Cross-Chain Lending Protocol Nolus Will Upgrade Its Platform to Support Volatile Currencies

Leveraged cross-chain lending protocol Nolus has announced a major platform upgrade that’s introduced several new features and improvements. Chief among them is support for volatile base currencies such as BTC and ETH. While relatively stable in crypto terms, these assets have more inherent volatility than the stablecoins that power most lending activity.

More Currencies, More Choice

The forthcoming Nolus upgrade will give users more options both as borrowers and lenders. The introduction of support for assets such as BTC and ETH provides opportunities for creating long or short positions, since the assets can be used for borrowing or lending. As an additional benefit, the yield available to users who provide liquidity to these pools is expected to be higher, providing an additional earning opportunity. 

Nolus is best known for its leveraged lending that allows users to increase yield without increasing risk. A partial liquidation engine protects against full collateral loss, while the use of leverage serves as a multiplier on attainable yields. 

Nolus has announced that it will phase its volatile markets in gradually through the remainder of the year and refine them based on user feedback. In recent months, Nolus has raised fresh capital from the likes of Interop Ventures, totaling $3.5M including a previous seed round. The slow and steady approach Nolus has taken to growing TVL and onboarding users, prioritizing security and stability, has been paying dividends.

More than $60M in volume has been safely traded on Nolus to date, whose TVL stands at around $1.8M. This incorporates 28 assets across the three chains Nolus supports. Through connecting to liquidity hubs such as Osmosis and Astroport, Nolus enables users to efficiently access the assets they require.

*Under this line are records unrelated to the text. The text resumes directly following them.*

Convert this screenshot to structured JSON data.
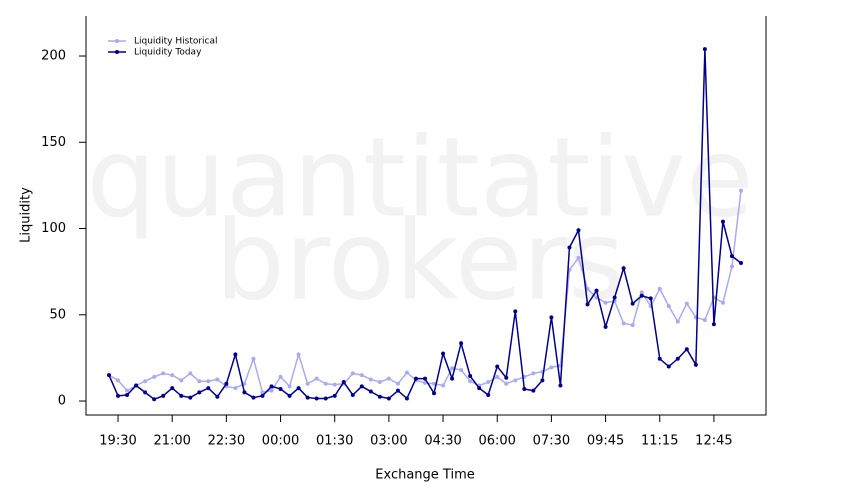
{
  "chart_data": {
    "type": "line",
    "watermark": [
      "quantitative",
      "brokers"
    ],
    "x_label": "Exchange Time",
    "y_label": "Liquidity",
    "categories": [
      null,
      "19:30",
      null,
      null,
      null,
      null,
      null,
      "21:00",
      null,
      null,
      null,
      null,
      null,
      "22:30",
      null,
      null,
      null,
      null,
      null,
      "00:00",
      null,
      null,
      null,
      null,
      null,
      "01:30",
      null,
      null,
      null,
      null,
      null,
      "03:00",
      null,
      null,
      null,
      null,
      null,
      "04:30",
      null,
      null,
      null,
      null,
      null,
      "06:00",
      null,
      null,
      null,
      null,
      null,
      "07:30",
      null,
      null,
      null,
      null,
      null,
      "09:45",
      null,
      null,
      null,
      null,
      null,
      "11:15",
      null,
      null,
      null,
      null,
      null,
      "12:45",
      null,
      null,
      null
    ],
    "series": [
      {
        "name": "Liquidity Historical",
        "color": "#aaaaf0",
        "values": [
          15,
          12,
          6,
          9,
          11.5,
          14,
          16,
          15,
          12,
          16,
          11.5,
          11.5,
          12.5,
          8.5,
          7.5,
          10,
          24.5,
          5,
          6,
          14,
          8.5,
          27,
          10,
          13,
          10,
          9.5,
          10,
          16,
          15,
          12.5,
          11,
          13,
          10,
          16.5,
          12,
          10.5,
          10,
          9,
          19,
          18,
          11.5,
          9,
          11,
          14,
          10,
          12,
          14,
          16,
          17,
          19.5,
          20.5,
          76,
          83,
          65,
          60,
          57,
          58,
          45,
          44,
          63,
          55,
          65,
          55,
          46,
          56.5,
          48.5,
          47,
          60,
          57,
          78,
          122
        ]
      },
      {
        "name": "Liquidity Today",
        "color": "#00008b",
        "values": [
          15,
          3,
          3.5,
          9,
          5,
          1,
          3,
          7.5,
          3,
          2,
          5,
          7.5,
          2.5,
          10,
          27,
          5,
          2,
          3,
          8.5,
          7,
          3,
          7.5,
          2,
          1.5,
          1.5,
          3,
          11,
          3.5,
          8.5,
          5.5,
          2.5,
          1.5,
          6,
          1.5,
          13,
          13,
          4.5,
          27.5,
          13,
          33.5,
          14.5,
          7.5,
          3.5,
          20,
          13.5,
          52,
          7,
          6,
          12,
          48.5,
          9,
          89,
          99,
          56,
          64,
          43,
          60,
          77,
          56.5,
          61,
          59.5,
          24.5,
          20,
          24.5,
          30,
          21,
          204,
          44.5,
          104,
          84,
          80
        ]
      }
    ],
    "ylim": [
      -8.1,
      223.2
    ],
    "yticks": [
      0,
      50,
      100,
      150,
      200
    ],
    "legend": "top-left"
  }
}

Chasing DeFi Sustainable Yield

As unsustainable DeFi yields have tapered off, onchain users have sought more sustainable sources for growing their crypto assets. Liquid staking and restaking, now a $40B sector, has proven one such source, providing steady returns of upwards of 5%, while there are also opportunities emerging in the growing tokenized RWA sector.

Nolus has taken a different approach, with its leveraged lending solution enabling APRs of 8-15%. After locking up a crypto asset as collateral, the users can borrow up to 150% of the value in the token of their choice. Built using the Cosmos SDK, Nolus Protocol runs on fast infrastructure that has negligible transaction costs, further differentiating it from most DeFi protocols.

The ability for web3 users to be able to earn consistent yield, regardless of how the broader market is performing, is essential for the industry to grow and for use cases beyond mere speculation to flourish. It’s also desirable to attract broader institutional adoption. The rollout of support for assets such as BTC will enhance Nolus’ credentials while providing new ways for users to earn.